I'd assume that if not all of the ice can be converted to liquid water, then only enough can be converted so that which has been converted to liquid reaches thermal equilibrium with the liquid water... but then the remaining ice remains there without any change in temperature? Seems unintuitive...

Remember, once the liquid water and the ice have reached the same temperature, heat transfer stops. There's nothing that says ice and water can't coexist at 0 degrees C.

Since the container is 'thermally isolated', no additional heat can enter from the surroundings to melt the ice. It's one reason why a thermos bottle or a dewar's flask is a handy device to have on a warm day, or even a tall glass with a lot of ice cubes.

From the information given, it appears that the final state and temperature will depend on the specific heat capacities and densities of both ice and liquid water. It is also important to consider the total mass of the system, as the addition of 0.05625 m^3 of ice will change the overall mass and therefore the specific heat capacity of the system. Additionally, the thermally isolated system will prevent any heat exchange with the surroundings, meaning the energy for the phase change and temperature changes must come from within the system itself. To accurately solve for the final state and temperature, it may be helpful to set up an equation with all of the relevant variables and solve for the unknowns. It may also be useful to double check the values used for the specific heat capacities and heat of fusion, as these can vary slightly depending on the source.

## 1. What is thermal equilibrium?

Thermal equilibrium is a state in which two objects or systems are at the same temperature, meaning there is no net flow of heat between them. This is achieved when the rate of heat transfer between the objects is equal, and the temperatures of both objects remain constant.

## 2. How does thermal equilibrium apply to ice being added to liquid water?

When ice is added to liquid water, the two substances will exchange heat until they reach thermal equilibrium. This means that the ice will melt and the water will cool down until they are both at the same temperature, which is 0 degrees Celsius for pure water and ice.

## 3. What factors affect the rate of thermal equilibrium between ice and liquid water?

The rate of thermal equilibrium between ice and liquid water is affected by factors such as the initial temperatures of the two substances, the amount of ice and liquid water present, and any external influences such as the surrounding temperature or pressure.

## 4. How does thermal equilibrium impact the properties of ice and liquid water?

During thermal equilibrium, the properties of ice and liquid water will be the same as they are at their respective temperatures.

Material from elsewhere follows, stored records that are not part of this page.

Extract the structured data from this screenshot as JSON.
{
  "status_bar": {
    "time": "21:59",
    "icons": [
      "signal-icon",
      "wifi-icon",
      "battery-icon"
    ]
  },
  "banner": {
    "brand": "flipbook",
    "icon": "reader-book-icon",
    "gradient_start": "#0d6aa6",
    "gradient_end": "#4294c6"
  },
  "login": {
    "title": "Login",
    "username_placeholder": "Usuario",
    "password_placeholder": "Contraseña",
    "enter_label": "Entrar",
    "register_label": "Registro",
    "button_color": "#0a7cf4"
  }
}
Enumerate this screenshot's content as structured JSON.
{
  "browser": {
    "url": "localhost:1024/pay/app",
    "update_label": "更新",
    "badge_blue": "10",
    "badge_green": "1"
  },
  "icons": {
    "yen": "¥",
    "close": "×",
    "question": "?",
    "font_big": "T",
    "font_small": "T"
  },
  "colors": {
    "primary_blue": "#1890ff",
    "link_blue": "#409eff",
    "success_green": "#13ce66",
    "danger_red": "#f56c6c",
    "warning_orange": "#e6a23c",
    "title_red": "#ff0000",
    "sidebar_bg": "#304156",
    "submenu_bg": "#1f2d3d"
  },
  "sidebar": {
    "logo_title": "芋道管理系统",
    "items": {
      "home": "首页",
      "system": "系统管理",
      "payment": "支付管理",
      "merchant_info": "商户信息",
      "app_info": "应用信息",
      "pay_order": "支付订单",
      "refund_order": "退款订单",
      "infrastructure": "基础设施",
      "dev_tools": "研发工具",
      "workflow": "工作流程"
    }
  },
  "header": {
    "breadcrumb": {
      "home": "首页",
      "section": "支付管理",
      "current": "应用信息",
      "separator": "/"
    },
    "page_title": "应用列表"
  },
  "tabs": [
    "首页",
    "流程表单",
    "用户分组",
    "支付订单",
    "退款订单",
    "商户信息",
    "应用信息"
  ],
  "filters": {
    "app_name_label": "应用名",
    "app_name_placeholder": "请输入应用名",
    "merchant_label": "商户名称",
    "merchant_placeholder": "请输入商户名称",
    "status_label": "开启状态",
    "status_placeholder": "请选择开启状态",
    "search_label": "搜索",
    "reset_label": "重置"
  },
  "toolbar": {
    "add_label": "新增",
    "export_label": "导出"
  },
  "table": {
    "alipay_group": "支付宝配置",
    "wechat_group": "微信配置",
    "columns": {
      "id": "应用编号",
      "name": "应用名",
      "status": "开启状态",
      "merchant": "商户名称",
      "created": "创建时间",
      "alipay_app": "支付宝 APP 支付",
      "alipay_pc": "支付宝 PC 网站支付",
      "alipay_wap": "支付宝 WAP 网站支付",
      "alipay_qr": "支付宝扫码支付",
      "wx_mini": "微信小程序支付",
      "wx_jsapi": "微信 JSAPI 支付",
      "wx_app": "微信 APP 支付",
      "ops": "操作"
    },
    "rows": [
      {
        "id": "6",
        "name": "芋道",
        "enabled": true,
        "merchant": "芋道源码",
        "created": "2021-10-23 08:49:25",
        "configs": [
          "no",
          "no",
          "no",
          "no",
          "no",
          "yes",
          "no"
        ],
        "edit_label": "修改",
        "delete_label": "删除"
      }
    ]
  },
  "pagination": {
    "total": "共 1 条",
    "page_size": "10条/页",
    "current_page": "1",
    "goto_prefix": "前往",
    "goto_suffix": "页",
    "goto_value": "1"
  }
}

This means that the ice will have a solid state and the liquid water will have a liquid state, and their densities and other physical properties will remain constant.

## 5. Can thermal equilibrium be achieved between ice and liquid water at any temperature?

No, thermal equilibrium between ice and liquid water can only be achieved at 0 degrees Celsius. This is because this is the temperature at which the two substances can coexist in their solid and liquid states and still maintain the same temperature without any net flow of heat.